Наверное, первый раз в моей жизни, моя мама смотрит на меня так, будто я в кои-то веки оправдала её ожидания.
Сейчас
Я замолкаю. В комнате, в которой вольготно расположился отец, сестрица и этот её не то телохранитель, не то новый кавалер — царит такая тишина, что хочется от неё втянуть голову в плечи.
На отца смотреть попросту страшно. Нет, пусть он делает со мной все, что хочет, мне плевать. Главное, чтобы он сдержал обещание и не тронул маму.
Плавное движение, с которым сестрица встает из кресла и шагает ко мне, заставляет меня вздрогнуть. Впрочем, отреагировать как-то я все равно не успеваю.
Сухая ладонь Вики хлещет меня по лицу, обжигая щеку тяжелой пощечиной.
— Мне не нужно было ничего твоего, — сипло произносит Вика, выпрямляясь и прожигая меня взглядом насквозь, — ничего из твоей красивой жизни, сестренка, мне было даром не надо. Даже папочка, — косой взгляд достается неподвижной фигуре отца, который без движения сейчас сидит в кресле и смотрит в одну точку, — и того ты могла оставить себе. Мне нужно было только мое. Моя жизнь, мой мужчина, моя мать. Было бы неплохо, если бы все так и осталось.
— Папа, — я все-таки пытаюсь найти у отца защиты, — ты позволишь ей со мной так обращаться?
— И даже попрошу её тебе добавить, — хрипло роняет отец, — поскольку я сейчас остро хочу свернуть тебе шею, Анжелика. Пусть лучше она…
— Нет, спасибо, — Вика брезгливо кривится, — не буду даже тратить усилий на столь бессмысленное занятие. Я иду спать. Влад…

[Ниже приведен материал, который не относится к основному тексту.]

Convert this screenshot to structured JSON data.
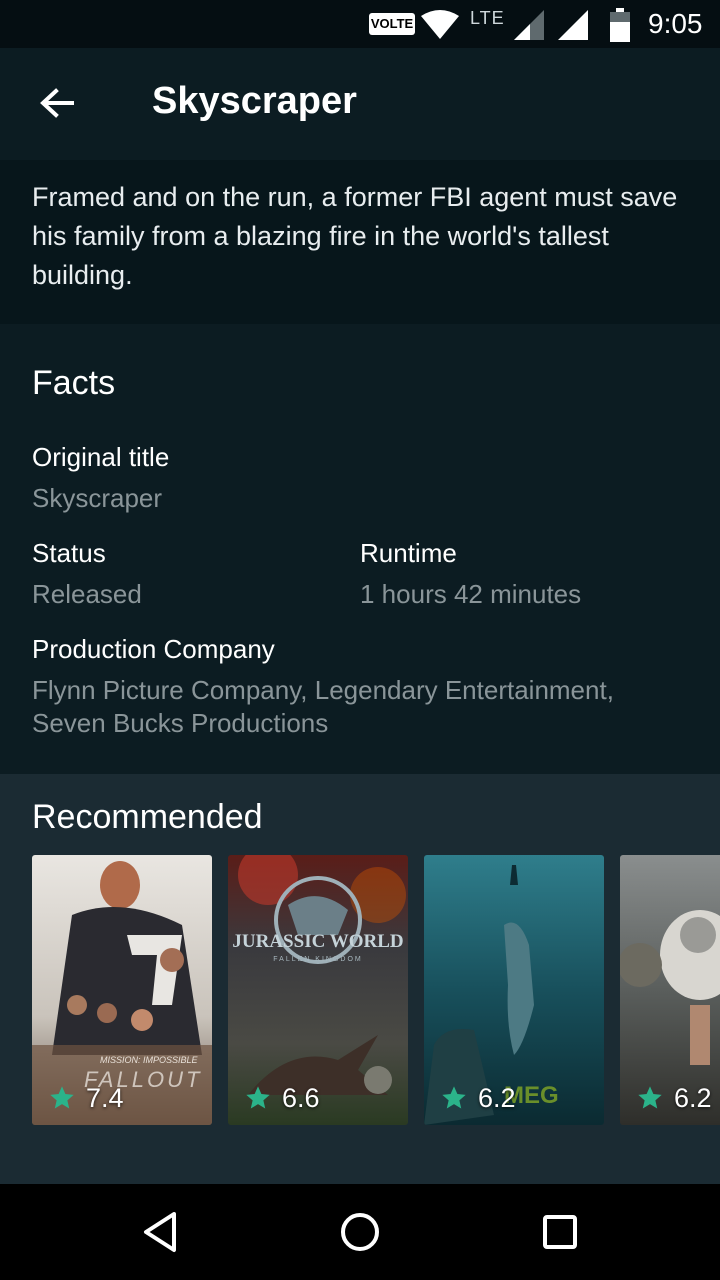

— Да, я, пожалуй, тоже, — её сопровождающий шагает за ней следом. Его взгляд равнодушно мажет по мне и скользит дальше. Он будто ничего нового и не узнал. Всё, что ему надо было — чтобы я сама в этом призналась. А я призналась по одной причине — после генетической экспертизы отец бы им точно поверил. И вот тогда выбить для мамы смягчение приговора я бы уже не смогла.
В комнате остаюсь только я и отец. И тишина. Отец на меня не смотрит, я будто вообще потеряла всякий интерес для него.

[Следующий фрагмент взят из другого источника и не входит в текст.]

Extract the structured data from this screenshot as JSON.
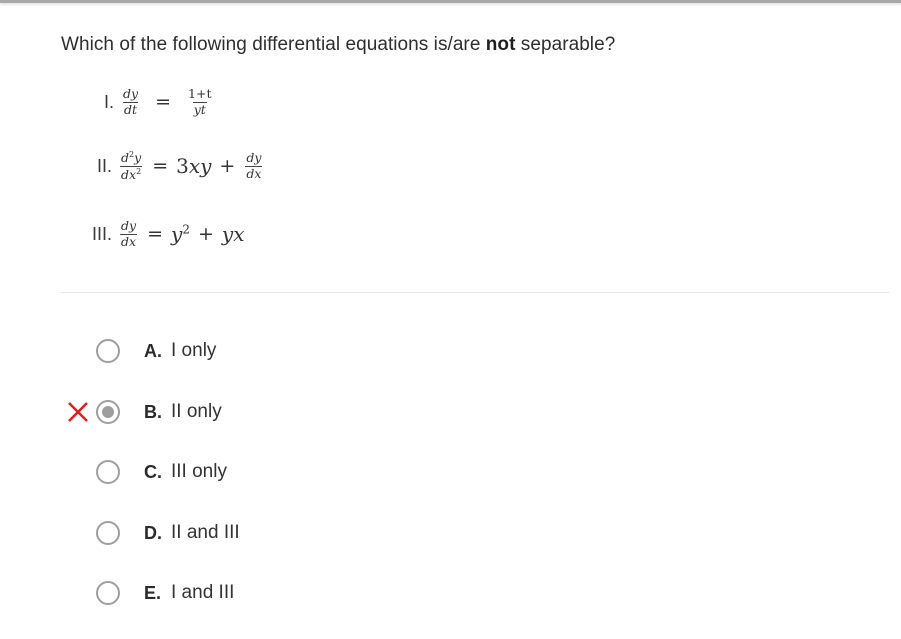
{
  "question": {
    "prefix": "Which of the following differential equations is/are ",
    "emphasis": "not",
    "suffix": " separable?"
  },
  "equations": [
    {
      "numeral": "I.",
      "lhs_num": "dy",
      "lhs_den": "dt",
      "equals": "=",
      "rhs_num": "1+t",
      "rhs_den": "yt"
    },
    {
      "numeral": "II.",
      "lhs_num_base": "d",
      "lhs_num_sup": "2",
      "lhs_num_var": "y",
      "lhs_den_base": "dx",
      "lhs_den_sup": "2",
      "equals": "=",
      "rhs_coef": "3",
      "rhs_term": "xy",
      "plus": "+",
      "rhs_frac_num": "dy",
      "rhs_frac_den": "dx"
    },
    {
      "numeral": "III.",
      "lhs_num": "dy",
      "lhs_den": "dx",
      "equals": "=",
      "rhs_term1": "y",
      "rhs_term1_sup": "2",
      "plus": "+",
      "rhs_term2": "yx"
    }
  ],
  "choices": [
    {
      "letter": "A.",
      "text": "I only",
      "selected": false
    },
    {
      "letter": "B.",
      "text": "II only",
      "selected": true,
      "marked_incorrect": true
    },
    {
      "letter": "C.",
      "text": "III only",
      "selected": false
    },
    {
      "letter": "D.",
      "text": "II and III",
      "selected": false
    },
    {
      "letter": "E.",
      "text": "I and III",
      "selected": false
    }
  ],
  "icons": {
    "incorrect": "x-mark-icon",
    "radio": "radio-button-icon"
  },
  "colors": {
    "incorrect": "#e02020",
    "radio": "#9e9e9e",
    "divider": "#e3e3e3"
  }
}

Он даже телефон достает, будто я тоже уже ушла. Достает, набирает номер, прижимает к уху.
— Артем… — я снова вздрагиваю, потому что Артем — начальник охраны нашего отеля. И ему папа просто так не звонит. — Артем, поднимите-ка мне Стеллу. Да мне плевать, что она только час назад легла. Через пятнадцать минут должна быть передо мной. Хоть голышом через весь отель ведите.

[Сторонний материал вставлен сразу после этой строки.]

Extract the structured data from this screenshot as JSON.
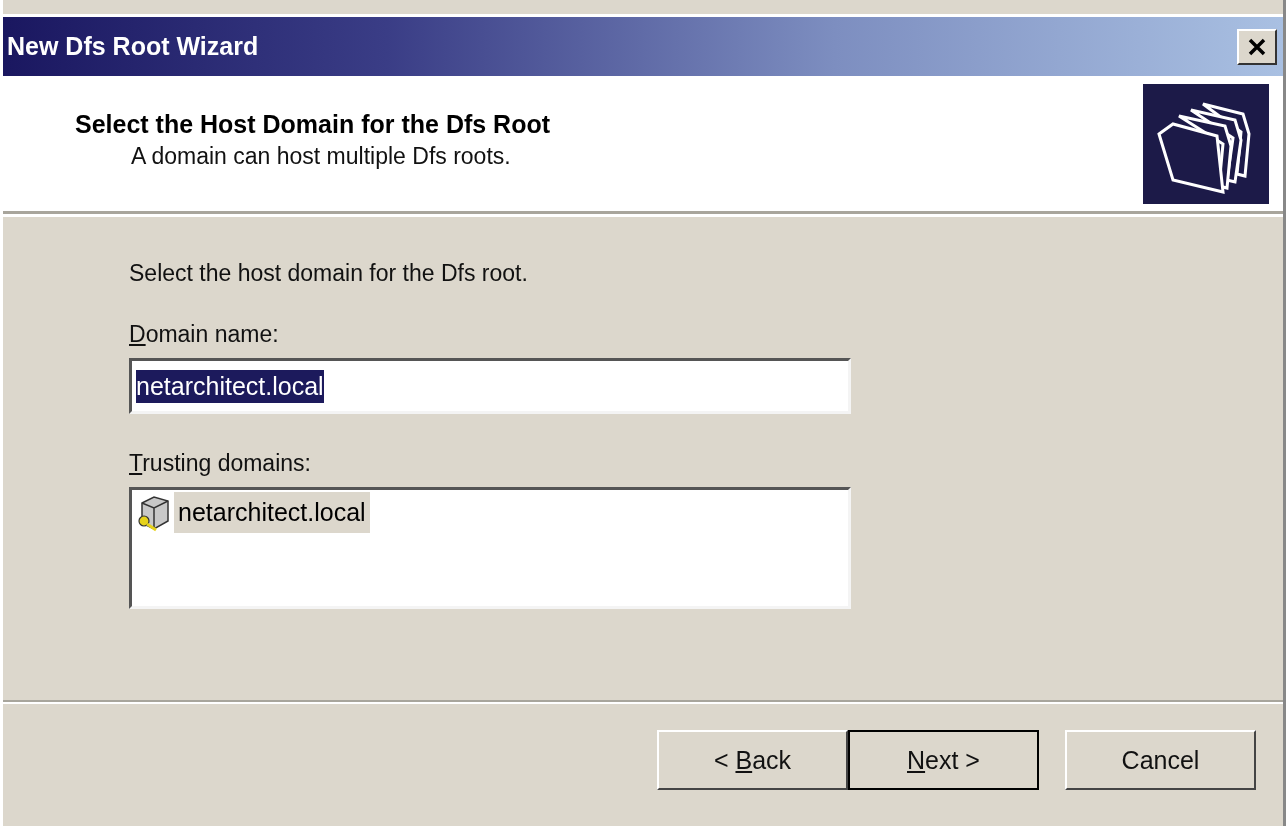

— Ты обещал, — я бросаюсь к отцу, хватаю его за опускающееся запястье, — ты мне обещал, что её не тронешь. Ты говорил, что любое обещание нужно выполнять.
— Обещание, данное близким людям — непременно, — холодные глаза отца оказываются для меня, пожалуй, даже больнее Викиной пощечины, — а с предателями можно и не церемониться. Ты меня предала, Лика. На что, интересно, ты рассчитывала?
Викки
Сон одолевает меня. Тяжелый, муторный, с одним лишь достоинством — долгий. Даже когда моему мозгу не удается удержаться за крепкое бесчувственное состояние, я долго лежу носом в подушку, цепляясь за вязкую дрему и слушая мурлыканье Маруськи, которая в отличие от меня не спит, а с чем-то возится на полу. Солнышко мое… Проснулась раньше мамы и решила меня помиловать и дать мне доспать пару часиков, заняла себя сама.